‘‘O Processo de Jeane D’Arc’’

São as seguintas as 10 melhores críticas do ‘‘Cahiers du Cinema’’ da época de ouro (1958/1963):
1) ‘‘A Hélice e a Idéia’’ de Eric Tohmer sobre ‘‘Vertigo’ de Hitchcock;
2) ‘‘Dans la Dedale’’, de François Weyergans sobre ‘‘O Ano Passado em Mariembad’’ de Resnais;
3) ‘‘A Dificuldade de Ser de Jean-Luc Godard’’, de Jean-Andre Fieschi sobre ‘‘Viver a Vida’’ de Godard;
4) ‘‘La Morte Blanche’’ (A Morte Branca) de Jean-Louis Comolli sobre ‘‘Tempestade Sobre Washington’’ de Preminger;
5) ‘‘Hatari’’ de Hawks por Jean Douchet;
6) ‘‘O Gênio da Análise’’ de Jacques Jolly sobre ‘‘Exodus’’ de Preminger;
7) ‘‘Os Turbilhões Elementares’’ de Micel Delahaye sobre ‘‘Jules et Jim’’ de Truffaut;
8) ‘‘A Arte do Presente’’ de Jacques Rivette sobre ‘‘O Clamor do Sexo’’ de Kazan;
9) ‘‘O Vermelho e o Verde’’ de Jean Douchet sobre ‘‘Os 4 Cavaleiros do Apocalipse’’ de Minelli;
10) ‘‘O Outro Além’’ de Comolli sobre ‘‘O Processo de Jeane D’Arc’’, de Robert Bresson.
Já iniciando sua crítica sobre o filme extraordinário de Bresson, Coolli adverte: ‘‘Eis aqui que se abre a nós, com ‘‘O Processo de Jeane D’Arc’’, uma outra arte, um outro mundo’’. E realmente o filme (exibido recentemente no Festival Bresson da Cinemateca) mereceu as cinco laudas de pura fenomenologia, escritas pelo sagaz Comolli, pois Bresson nunca realizou um filme tão rico do ponto de vista cinematográfico (e ontológico) quanto o seu ‘‘Processo de Jeane D’Arc’’, um máximo denominador do cinema poético.
Filme fantasmagórico por força de ser híper-realista, o ‘‘Processo de Jeane D’Arc’’ filma a alma pela porta mais estreita: pelo corpo.

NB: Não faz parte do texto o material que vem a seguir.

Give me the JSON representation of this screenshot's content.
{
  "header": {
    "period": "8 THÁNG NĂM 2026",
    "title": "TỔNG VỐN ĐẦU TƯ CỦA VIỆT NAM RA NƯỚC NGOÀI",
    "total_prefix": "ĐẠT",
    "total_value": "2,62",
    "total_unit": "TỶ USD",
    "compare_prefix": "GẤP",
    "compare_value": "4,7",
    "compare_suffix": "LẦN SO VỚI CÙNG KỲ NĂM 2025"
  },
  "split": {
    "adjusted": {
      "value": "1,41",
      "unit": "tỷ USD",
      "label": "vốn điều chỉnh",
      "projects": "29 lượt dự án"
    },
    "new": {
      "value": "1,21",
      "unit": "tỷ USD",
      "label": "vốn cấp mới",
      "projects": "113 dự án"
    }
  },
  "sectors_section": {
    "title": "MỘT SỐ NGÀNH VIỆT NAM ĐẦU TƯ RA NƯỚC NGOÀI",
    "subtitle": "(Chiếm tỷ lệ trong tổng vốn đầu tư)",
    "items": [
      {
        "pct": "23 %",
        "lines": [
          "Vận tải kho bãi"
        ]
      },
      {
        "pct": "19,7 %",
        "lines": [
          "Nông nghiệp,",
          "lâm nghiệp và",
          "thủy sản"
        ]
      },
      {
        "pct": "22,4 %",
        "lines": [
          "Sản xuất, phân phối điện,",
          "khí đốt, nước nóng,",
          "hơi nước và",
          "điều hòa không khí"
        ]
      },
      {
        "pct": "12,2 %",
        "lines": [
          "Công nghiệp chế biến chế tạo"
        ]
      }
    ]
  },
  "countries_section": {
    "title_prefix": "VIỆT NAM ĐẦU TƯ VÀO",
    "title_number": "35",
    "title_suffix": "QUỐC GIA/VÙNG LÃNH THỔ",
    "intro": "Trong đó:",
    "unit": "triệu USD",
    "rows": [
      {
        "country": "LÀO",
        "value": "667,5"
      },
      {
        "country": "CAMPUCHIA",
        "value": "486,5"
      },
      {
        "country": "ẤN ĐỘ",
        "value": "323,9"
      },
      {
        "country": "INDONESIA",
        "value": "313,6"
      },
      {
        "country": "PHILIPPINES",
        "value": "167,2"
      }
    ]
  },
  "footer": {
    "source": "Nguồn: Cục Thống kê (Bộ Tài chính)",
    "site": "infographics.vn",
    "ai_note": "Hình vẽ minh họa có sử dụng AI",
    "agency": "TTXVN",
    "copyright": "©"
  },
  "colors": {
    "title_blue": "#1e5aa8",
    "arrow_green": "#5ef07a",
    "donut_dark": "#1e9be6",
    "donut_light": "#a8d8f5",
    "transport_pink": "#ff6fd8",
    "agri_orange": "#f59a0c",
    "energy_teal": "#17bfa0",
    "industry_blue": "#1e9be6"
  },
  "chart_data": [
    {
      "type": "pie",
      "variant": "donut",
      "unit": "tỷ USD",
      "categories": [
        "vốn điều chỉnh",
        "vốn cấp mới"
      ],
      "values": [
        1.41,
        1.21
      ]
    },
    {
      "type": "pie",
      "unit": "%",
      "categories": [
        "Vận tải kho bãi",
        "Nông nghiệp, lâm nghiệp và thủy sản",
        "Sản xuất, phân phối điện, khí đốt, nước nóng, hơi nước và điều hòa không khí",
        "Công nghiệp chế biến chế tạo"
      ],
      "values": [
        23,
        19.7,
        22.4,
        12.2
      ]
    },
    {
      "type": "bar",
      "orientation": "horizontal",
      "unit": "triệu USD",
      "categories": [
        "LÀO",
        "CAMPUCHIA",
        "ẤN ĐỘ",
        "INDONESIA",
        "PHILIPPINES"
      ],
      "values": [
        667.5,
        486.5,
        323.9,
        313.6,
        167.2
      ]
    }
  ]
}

Filme fantástico por força de ser neo-realista, ele atinge ao espectador pelo que tem de mais visceral; a emoção. Filme surrealista por força de ser banal, ‘‘O Processo de Jeanne D’Arc’’ vai direto ao coração do espectador, sem artifícios ou forças complementares. Filme fogo por força de ser água, ‘‘O Processo de Jeanne D’Arc é o primeiro filme alquímico da história do cinema.